Pourquoi éprouvé-je cette fascination à la lecture de Soleil couchant ?
Serais-je sensible à l’orgueil blessé des vaincus (eux au moins portent
la douleur et la punition du sang versé) plus qu’à la stupide vanité ou
au bon droit des vainqueurs ?
Naoji, qui ne se résigne pas à vivre,
se décide à mourir, refaire le Japon, oui, peut-être, mais sans lui, ça
ne l’intéresse pas, il préfère la compagnie des fantômes, et le refuge
des temps anciens, même si sa famille, son histoire ne le concernent
guère, il laisse une lettre à sa sœur, comme un adieu, elle finit par
ces mots :
Je n’ai aucun motif d’espérance.

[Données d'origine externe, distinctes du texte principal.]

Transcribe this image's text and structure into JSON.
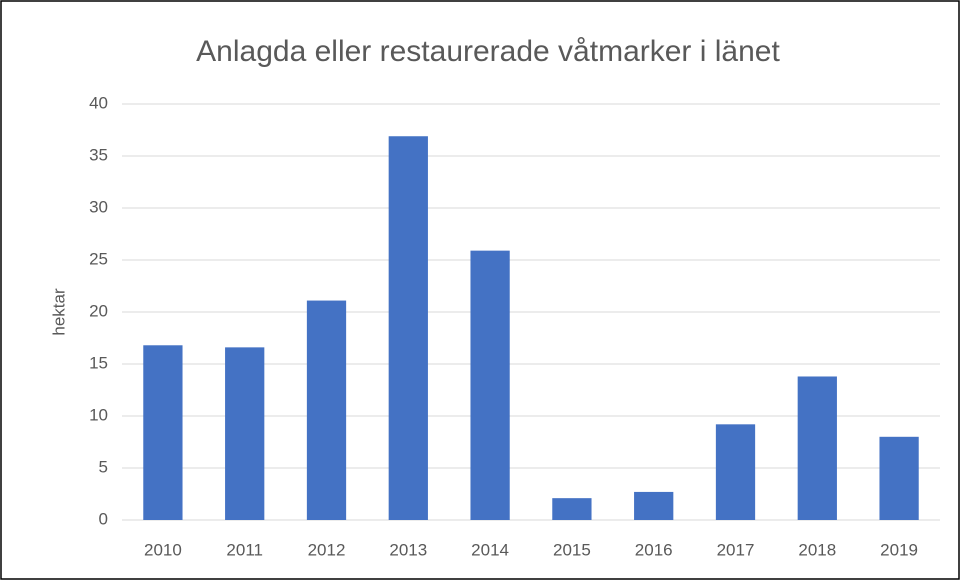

Au revoir.
…..
La nuit s’achève, le ciel s’éclaire. je t’ai fait souffrir longtemps.
Au revoir. Mon ébriété d’hier soir est entièrement finie. Je mourrai sobre.
Ici, le précèdent propriétaire du
livre, sans doute spécialiste comme moi de l’ivresse, a barré le mot
" sobre " et l’a remplacé par le mot " à jeun ", il a raison, la
sobriété est un état plutôt permanent qui s’applique mal au cas d’un
arrêt d’alcoolisation d’un jour (je sais ce que je dis !), le traducteur
a eu une faiblesse passagère, tiens, je me rends compte qu’il y a deux
traducteurs, Hélène de Sarbois et G. Renondeau, à qui il faut rendre
hommage, ils n’ont hoqueté que sur l’ivresse.
Une fois encore, au revoir.
Kazuko.
Je suis un aristocrate.
Osamu Dazaï, dans son puissant constat
de l’impossibilité d’une vie acceptable, est mort comme ses héros,
d’une manière folle, avec l’élégance, dans la déchéance, d’un prince à la tour abolie.
Bon ! Comme moraliste on fait mieux, mais comme écrivain, peu sont de sa race.
Peu de temps après ce livre on trouva
son cadavre dans un barrage. C’était en 1948. Il avait trente-neuf ans.
Lui aussi était un aristocrate.
Il a suffi des quelques pages de Soleil Couchant pour connaître l’intensité de son désespoir et la splendeur de sa littérature.